Jonathan Latham

Ninety six leading psychiatric geneticists have publicly requested their scientific funding agencies not to abandon the search for genetic links to mental health. In a letter, published Aug 9th in the journal Molecular Psychiatry, they argue that the ongoing failure to uncover significant disease genes for mental illness does not indicate that current research is fundamentally misdirected.

Instead, they believe that current experimental designs lack sufficient statistical power. And it is a defect they want remedied by further studies. “Since family history is a major risk factor” they write “we urge the major funding bodies worldwide to continue to support GWAS (Genome-Wide Association Studies) as a major investigative tool’.

The unprecedented letter is in response to growing scepticism of the search for genetic origins of disease. Criticism of the GWAS approach has been particularly severe since its results, especially in psychiatry, have almost entirely failed to support the idea that human diseases, including mental disorders, have a strong genetic basis. The biggest find so far is the ApoE4 variant that contributes to Alzheimer’s disease.

These criticisms have become steadily bolder. The most recent include a paper in JAMA documenting the non-replicability of many GWAS findings and a paper by psychologist and behavioural geneticist Eric Turkheimer of the University of Virginia (Ioannidis and Panagiotou 2011; Turkheimer 2011). Writing in the International Journal of Epidemiology Turkheimer proposes that “the molecular genetic project has foundered” .

Patrick Sullivan, who coordinated the Molecular Psychiatry letter, disagrees. While he conceded in a telephone interview that “common (genetic) variants of strong effect are not there. We have now proved that”, he still believes the genetic approach is the right one. “In one hundred years of searching for explanations of mental health very little has worked. GWAS at least has given some results.”

It is not only the theory of genetic determination of mental health that is finding itself challenged, however. Even when potential disease genes are found, they are not necessarily useful, points out Claudia Chaufan of the University of California (San Francisco). “In the case of diabetes, while genes may be of interest to researchers, studies show that whether you have a gene or not you still should get the same treatment” she says. Patrick Sullivan, however, believes that criticism to be unfair. “To do more meaningful clinical work on schizophrenia we need to understand it”.

Jay Joseph, author of The Gene Illusion, remains unconvinced by the letter. He also finds it puzzling that the authors chose not to cite evidence from twin studies to argue for a strong genetic component to mental health. “Almost everyone recognizes that family histories cannot disentangle potential genetic and environmental influences” says Joseph. Possibly the authors believe that twin studies, which have always been touted as the best evidence that genetics has a key role in disease causation, no longer have the credibility they once did.

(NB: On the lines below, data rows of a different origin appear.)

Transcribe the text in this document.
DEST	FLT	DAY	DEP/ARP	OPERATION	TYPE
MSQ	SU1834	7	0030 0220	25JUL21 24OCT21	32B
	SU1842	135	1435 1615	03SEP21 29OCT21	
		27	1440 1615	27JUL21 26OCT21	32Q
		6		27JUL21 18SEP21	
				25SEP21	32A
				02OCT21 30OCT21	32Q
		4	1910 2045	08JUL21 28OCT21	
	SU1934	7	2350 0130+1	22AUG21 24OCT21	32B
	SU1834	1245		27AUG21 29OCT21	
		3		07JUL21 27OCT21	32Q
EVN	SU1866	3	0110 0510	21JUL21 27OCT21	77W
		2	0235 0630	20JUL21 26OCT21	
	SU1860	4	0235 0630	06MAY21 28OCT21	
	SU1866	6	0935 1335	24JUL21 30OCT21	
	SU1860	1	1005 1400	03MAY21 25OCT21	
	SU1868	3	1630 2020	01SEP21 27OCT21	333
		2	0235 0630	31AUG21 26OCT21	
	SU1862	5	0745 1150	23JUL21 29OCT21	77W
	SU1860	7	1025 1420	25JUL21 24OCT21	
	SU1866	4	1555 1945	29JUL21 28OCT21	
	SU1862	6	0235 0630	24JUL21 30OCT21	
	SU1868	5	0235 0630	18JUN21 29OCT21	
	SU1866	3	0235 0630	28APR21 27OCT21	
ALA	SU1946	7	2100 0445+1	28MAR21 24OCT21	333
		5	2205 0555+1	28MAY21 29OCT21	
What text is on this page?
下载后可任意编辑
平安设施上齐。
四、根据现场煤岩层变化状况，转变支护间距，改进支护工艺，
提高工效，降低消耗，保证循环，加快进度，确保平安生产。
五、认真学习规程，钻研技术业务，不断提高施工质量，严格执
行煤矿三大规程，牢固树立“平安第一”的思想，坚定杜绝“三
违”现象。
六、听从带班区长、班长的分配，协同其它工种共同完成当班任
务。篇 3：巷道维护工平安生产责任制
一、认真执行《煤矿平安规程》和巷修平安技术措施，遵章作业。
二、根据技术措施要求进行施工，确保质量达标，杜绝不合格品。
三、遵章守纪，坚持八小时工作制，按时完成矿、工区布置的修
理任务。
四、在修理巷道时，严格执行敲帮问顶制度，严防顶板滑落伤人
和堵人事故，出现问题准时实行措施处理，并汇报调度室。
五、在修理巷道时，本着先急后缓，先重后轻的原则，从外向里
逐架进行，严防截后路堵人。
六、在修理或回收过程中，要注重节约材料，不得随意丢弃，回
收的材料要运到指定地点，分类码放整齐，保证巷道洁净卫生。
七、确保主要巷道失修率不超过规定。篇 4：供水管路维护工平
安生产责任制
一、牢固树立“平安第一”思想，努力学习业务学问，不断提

David Cohen of the Robert Stempel School of Public Health at Florida International University, considers that researchers need to take a step back even further. For schizophrenia, which is the disease the authors of the Molecular Psychiatry letter chose to make their case, he wrote in an email, “schizophrenia remains neither sufficiently well defined nor properly circumscribed for adequate research into its genetic correlates.” Symptomatic of this, he points out, is that “the current DSM-V proposals recommend flatly eliminating the five schizophrenia subtypes that have been part of the conception of schizophrenia for at least 60 years”.

The letter to Molecular Psychiatry indicates that researchers perceive a substantial challenge to basic genetic research in mental health. That same challenge is also faced by researchers who work on diseases, such as diabetes and cancer, that can be measured as objective physiological disturbances but who have nevertheless had no more success than mental health researchers in identifying disease susceptibility genes. These researchers will be watching the fate of mental health genetics with considerable interest.

References
Ioannidis JPA and Panagiotou OA (2011) Comparison of Effect Sizes Associated With Biomarkers Reported in Highly Cited Individual Articles and in Subsequent Meta-analyses. J. American Medical Association 305(21):2200-2210
Joseph J (2004) The Gene Illusion. Algora Publishing
Sullivan P et al (2011) Don’t give up on GWAS. doi:10.1038/mp.2011.94
Turkheimer E (2011) Commentary: Variation and Causation in the Environment and Genome.
International Journal of Epidemiology 40: 598-601.